Brasil encerra a 38.ª edição do Festival Internacional de Londrina

O Brasil vai fazer bonito neste fim de semana no encerramento do Festival Internacional de Londrina, que começou dia 3 com o solo "A Poltrona Escura", de Cacá Carvalho. A montagem de "Ensaio.Hamlet" da carioca Cia. dos Atores e "Shi-Zen 7 Cuias" do grupo Lume de Campinas fecham a programação com criações do mesmo nível dos melhores espetáculos internacionais que passaram pelo evento. O mesmo se pode dizer da apresentação de Paulinho da Viola, que promete encerrar em clima de festa programação musical no Cabaré, espaço de encontro após o teatro.

A diversidade de idiomas e linguagens cênicas marcou a 38.ª edição do Filo, que certamente vai figurar entre as mais bem-sucedidas de sua história e contou com espetáculos de 12 países. Nesses 17 dias de programação passaram desde companhias de renome internacional, como a dinamarquesa Odin Teatret, dirigida por Eugenio Barba e a alemã Volksbühne, até outras menos conhecidas, mas que revelaram igual qualidade de criação artística como a peruana Hugo y Inês, com o espetáculo Cuentos Pequenos e a argentina El Patrón Vaszquez, com La Estupidez.

Mais uma vez, o festival chamou atenção para a qualidade do teatro feito na América Latina – aqui passaram bons espetáculos da Bolívia, Peru e Argentina -, o que provoca a pergunta: por que o intercâmbio cultural entre sul-americanos ainda é tímido? Afinal, as facilidades começam pela similaridade do idioma e chegam aos custos. Não é segredo que um dos motivos está na identidade comum de povos colonizados, responsável pela tendência a valorizar a participação européia.

Essa história comum amplia a importância da admiração provocada por um bom intérprete, que comove e faz rir, como ocorreu com os atores bolivianos de En Un Sol Amarillo.
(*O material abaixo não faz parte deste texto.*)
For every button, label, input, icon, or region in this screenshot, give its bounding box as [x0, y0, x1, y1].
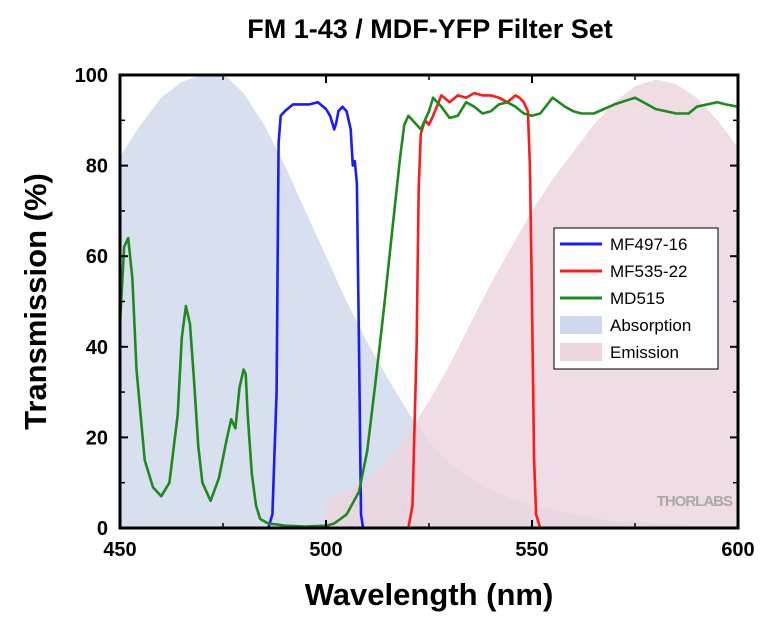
series-line-mf535-22: [120, 91, 738, 528]
y-tick-label: 20: [86, 427, 108, 449]
y-tick-label: 100: [75, 65, 108, 87]
watermark-logo: THORLABS: [657, 493, 733, 510]
line-series-group: [120, 91, 738, 528]
legend-label: Emission: [610, 343, 679, 362]
x-tick-label: 450: [103, 539, 136, 561]
legend: MF497-16 MF535-22 MD515 Absorption Emission: [553, 227, 719, 370]
x-tick-label: 600: [721, 539, 754, 561]
legend-swatch: [560, 316, 602, 334]
legend-label: MD515: [610, 289, 665, 308]
legend-swatch: [560, 343, 602, 361]
y-tick-label: 60: [86, 246, 108, 268]
x-tick-label: 500: [309, 539, 342, 561]
legend-label: Absorption: [610, 316, 691, 335]
x-axis-title: Wavelength (nm): [305, 577, 554, 612]
y-axis-title: Transmission (%): [18, 173, 53, 430]
series-area-absorption: [120, 75, 738, 528]
series-line-mf497-16: [120, 100, 738, 528]
y-tick-label: 80: [86, 156, 108, 178]
y-tick-label: 0: [97, 518, 108, 540]
legend-label: MF535-22: [610, 262, 687, 281]
legend-label: MF497-16: [610, 235, 687, 254]
series-line-md515: [120, 96, 738, 528]
y-tick-label: 40: [86, 337, 108, 359]
x-tick-label: 550: [515, 539, 548, 561]
chart-title: FM 1-43 / MDF-YFP Filter Set: [247, 14, 613, 44]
Com seu trabalho, por momentos, eles eliminaram associações como fome e precariedade comumente relacionadas ao biótipo característico dos descendentes de nativos da América: cabelos negros, rostos redondos e olhos amendoados. Os espectadores do Filo, certamente vão associar para sempre beleza e talento à imagem daqueles atores. Nada como a arte para descolonizar o olhar.

Direito à ficção

Esse tema também foi objeto de discussão na entrevista coletiva do grupo El Patrón Vazquez, que trouxe ao festival o ótimo El Estupidez, com texto e direção de Rafael Spregelburd que, aos 35 anos, é um dos mais incensados diretores da nova geração de artistas argentinos. E com razão, a julgar pelo espetáculo mostrado no Filo. Ao defender sua dramaturgia, argumentou: "Os europeus esperam de nós um teatro que fale de miséria e dos problemas sociais. naturalmente reservam a si o direito sobre os mitos universais." Defendeu "o direito humano à ficção" e um teatro ‘político’ contra um teatro ‘engajado’ como aquele que traz referências diretas a fatos e situações. "A realidade rouba ao teatro seus mecanismos para produzir verdade. O teatro então tem de ser uma construção poética, uma ficção, que delate ao espectador que o real também é construção", argumentou Spregelburd.

La Estupidez revelou que não se tratava apenas de discurso de diretor. Foram quase quatro horas de um espetáculo de incrível dinamismo, no qual apenas cinco atores no elenco – o diretor entre eles – interpretam 24 personagens cujas histórias se entrecruzam num único cenário, um quarto de hotel. O texto é um complexo e inteligente mecanismo, cujas engrenagens se ajustam incrivelmente bem. No quarto, há apenas duas portas, a de saída e a do banheiro. Quando uma se fecha para a saída de um personagem, outra se abre para entrada do outro. Nada muda, ou quase nada no cenário, mas o quarto é outro a cada momento , num código teatral que pede a cumplicidade do espectador. A rapidez das mudanças de roupa remete à comédia Irma Vap, mas com uma diferença fundamental: o espetáculo não chama atenção para isso, não busca o entretenimento, embora o humor, negro é verdade, dê o tom o tempo todo.

A venalidade é a característica dos personagens, envolvidos com alguma forma de ganhar dinheiro fácil, desde um trio de policiais – dois deles formam um divertido casal – que rouba uma mala de dólares num cena de crime, passando pelo filho de um cientista que tenta vender uma equação descoberta pelo pai até um grupo de jogadores. Ao fim de tudo, percebemos que o diretor alcançou o desejado.

Nessa peça, uma pintura falsa é exibida num museu como obra importante e uma revelação passa despercebida justamente por ter sido publicada na coluna de uma jornalista famosa. Ao construir bem sua ficção, Spregelburd leva o espectador a refletir sobre a ficção que o cerca.